As there is no log output of teddycloud, it could only happen here:
https://github.com/toniebox-reverse-engineering/teddycloud/blob/93b4ecd6a0c546d27c1ba487ede9aa01a9038274/src/main.c#L235
int_t main(int argc, char *argv[])
{
char cwd[PATH_LEN] = {0};
error_text_init();
get_settings()->log.level = TRACE_LEVEL_WARNING;
TRACE_PRINTF(BUILD_FULL_NAME_LONG "\r\n\r\n");
error_text_init is just filling an array with data, get_settings also just writes data to existing structures.
On teddycloud, there is nothing which could help debugging directly. It may be possible to add a DEBUG ENV variable and enable strace or something similar to see what the system does.

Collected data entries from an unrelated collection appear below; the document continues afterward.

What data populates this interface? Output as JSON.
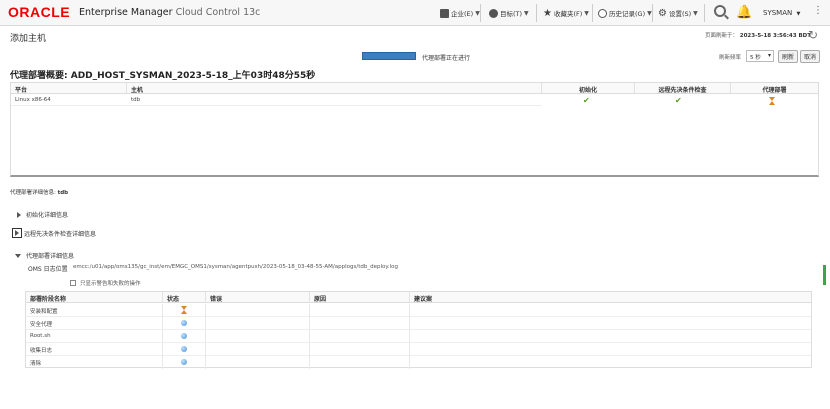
{
  "header": {
    "logo": "ORACLE",
    "product": "Enterprise Manager",
    "product_sub": "Cloud Control 13c",
    "menus": [
      {
        "label": "企业(E)",
        "icon": "enterprise-icon"
      },
      {
        "label": "目标(T)",
        "icon": "target-icon"
      },
      {
        "label": "收藏夹(F)",
        "icon": "star-icon"
      },
      {
        "label": "历史记录(G)",
        "icon": "history-icon"
      },
      {
        "label": "设置(S)",
        "icon": "gear-icon"
      }
    ],
    "user": "SYSMAN",
    "more": "⋮"
  },
  "page": {
    "title": "添加主机",
    "refresh_label": "页面刷新于：",
    "refresh_time": "2023-5-18 3:56:43 BDT"
  },
  "status": {
    "progress_label": "代理部署正在进行",
    "progress": 1.0,
    "rate_label": "刷新频率",
    "rate_value": "5 秒",
    "refresh_button": "刷新",
    "cancel_button": "取消"
  },
  "summary": {
    "title": "代理部署概要: ADD_HOST_SYSMAN_2023-5-18_上午03时48分55秒",
    "columns": [
      "平台",
      "主机",
      "初始化",
      "远程先决条件检查",
      "代理部署"
    ],
    "rows": [
      {
        "platform": "Linux x86-64",
        "host": "tdb",
        "init": "done",
        "prereq": "done",
        "deploy": "in-progress"
      }
    ]
  },
  "details": {
    "label": "代理部署详细信息:",
    "host": "tdb",
    "sections": [
      "初始化详细信息",
      "远程先决条件检查详细信息",
      "代理部署详细信息"
    ],
    "log_label": "OMS 日志位置",
    "log_path": "emcc:/u01/app/oms135/gc_inst/em/EMGC_OMS1/sysman/agentpush/2023-05-18_03-48-55-AM/applogs/tdb_deploy.log",
    "checkbox_label": "只显示警告和失败的操作",
    "columns": [
      "部署阶段名称",
      "状态",
      "错误",
      "原因",
      "建议案"
    ],
    "rows": [
      {
        "name": "安装和配置",
        "status": "in-progress"
      },
      {
        "name": "安全代理",
        "status": "pending"
      },
      {
        "name": "Root.sh",
        "status": "pending"
      },
      {
        "name": "收集日志",
        "status": "pending"
      },
      {
        "name": "清除",
        "status": "pending"
      }
    ]
  }
}
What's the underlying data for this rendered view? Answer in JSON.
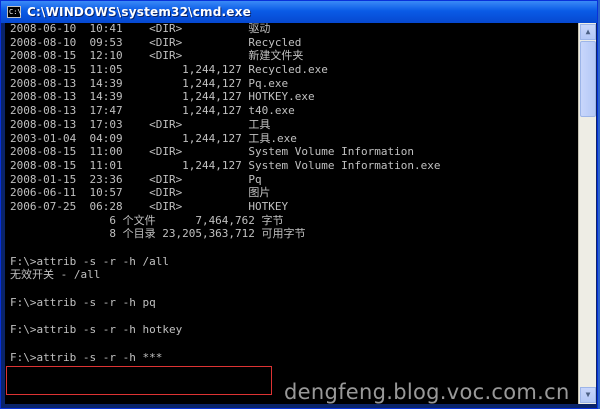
{
  "window": {
    "title": "C:\\WINDOWS\\system32\\cmd.exe",
    "icon": "cmd-icon"
  },
  "console": {
    "lines": [
      "2008-06-10  10:41    <DIR>          驱动",
      "2008-08-10  09:53    <DIR>          Recycled",
      "2008-08-15  12:10    <DIR>          新建文件夹",
      "2008-08-15  11:05         1,244,127 Recycled.exe",
      "2008-08-13  14:39         1,244,127 Pq.exe",
      "2008-08-13  14:39         1,244,127 HOTKEY.exe",
      "2008-08-13  17:47         1,244,127 t40.exe",
      "2008-08-13  17:03    <DIR>          工具",
      "2003-01-04  04:09         1,244,127 工具.exe",
      "2008-08-15  11:00    <DIR>          System Volume Information",
      "2008-08-15  11:01         1,244,127 System Volume Information.exe",
      "2008-01-15  23:36    <DIR>          Pq",
      "2006-06-11  10:57    <DIR>          图片",
      "2006-07-25  06:28    <DIR>          HOTKEY",
      "               6 个文件      7,464,762 字节",
      "               8 个目录 23,205,363,712 可用字节",
      "",
      "F:\\>attrib -s -r -h /all",
      "无效开关 - /all",
      "",
      "F:\\>attrib -s -r -h pq",
      "",
      "F:\\>attrib -s -r -h hotkey",
      "",
      "F:\\>attrib -s -r -h ***"
    ]
  },
  "watermark": "dengfeng.blog.voc.com.cn",
  "colors": {
    "console_bg": "#000000",
    "console_text": "#c0c0c0",
    "titlebar": "#0a5be6",
    "highlight": "#dd3333"
  }
}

I have changed the docker-entrypoint.sh from teddycloud docker container. Maybe I can get more information about this?
#!/bin/bash
set -o errexit
set -o pipefail
set -o nounset
set -o xtrace # Enable command tracing for debugging
mkdir -p /teddycloud/certs/server /teddycloud/certs/client
if [ -n "${DOCKER_TEST:-}" ]; then
cd /teddycloud
LSAN_OPTIONS=detect_leaks=0 teddycloud --docker-test
else
while true
do
cd /teddycloud
echo "Starting teddycloud at $(date)"
teddycloud
retVal=$?
echo "teddycloud exited with code $retVal at $(date)"
# Optional: Add a short delay before restarting
sleep 5
if [ $retVal -ne -2 ]; then
exit $retVal
fi
done
fi
I have added it to the latest develop
Additionally environment: STRACE: 1
enables strace
it is also possible to attach strace to a running process, if this happens next time with this build. (without the env variable set)
I got these logs info, not more (v0.6.3):
2025-03-17T07:01:11.510674000Z + mkdir -p /teddycloud/certs/server /teddycloud/certs/client
2025-03-17T07:01:11.512045000Z + '[' -n '' ']'
2025-03-17T07:01:11.512158000Z + true
2025-03-17T07:01:11.512223000Z + cd /teddycloud
2025-03-17T07:01:11.512390000Z ++ date
2025-03-17T07:01:11.513250000Z Starting teddycloud at Mon Mar 17 07:01:11 UTC 2025
2025-03-17T07:01:11.513326000Z + echo 'Starting teddycloud at Mon Mar 17 07:01:11 UTC 2025'
2025-03-17T07:01:11.513404000Z + teddycloud
I got these logs info, not more (v0.6.3)
Can you also enable strace?
I also get this error since v0.6.3 after rebooting, but on a usual archlinux with docker. Also with v0.6.4 the error still occurs. There are no logs and the CPU runs with almost 100% in one thread.
I got these logs info, not more (v0.6.3)
Can you also enable strace?
How?
You need to install strace in the container and then adjust your teddycloud call in your script to LSAN_OPTIONS=detect_leaks=0 strace teddycloud --docker-test
strace generates a lot of output. During normal run of teddycloud this might impact the performance a lot
You don't need to install a trace, it is already available since 0.6.4 within the container. You could also enable strace with the strace: 1 ENV variable.
JFYI: I have not experienced this issue in a while.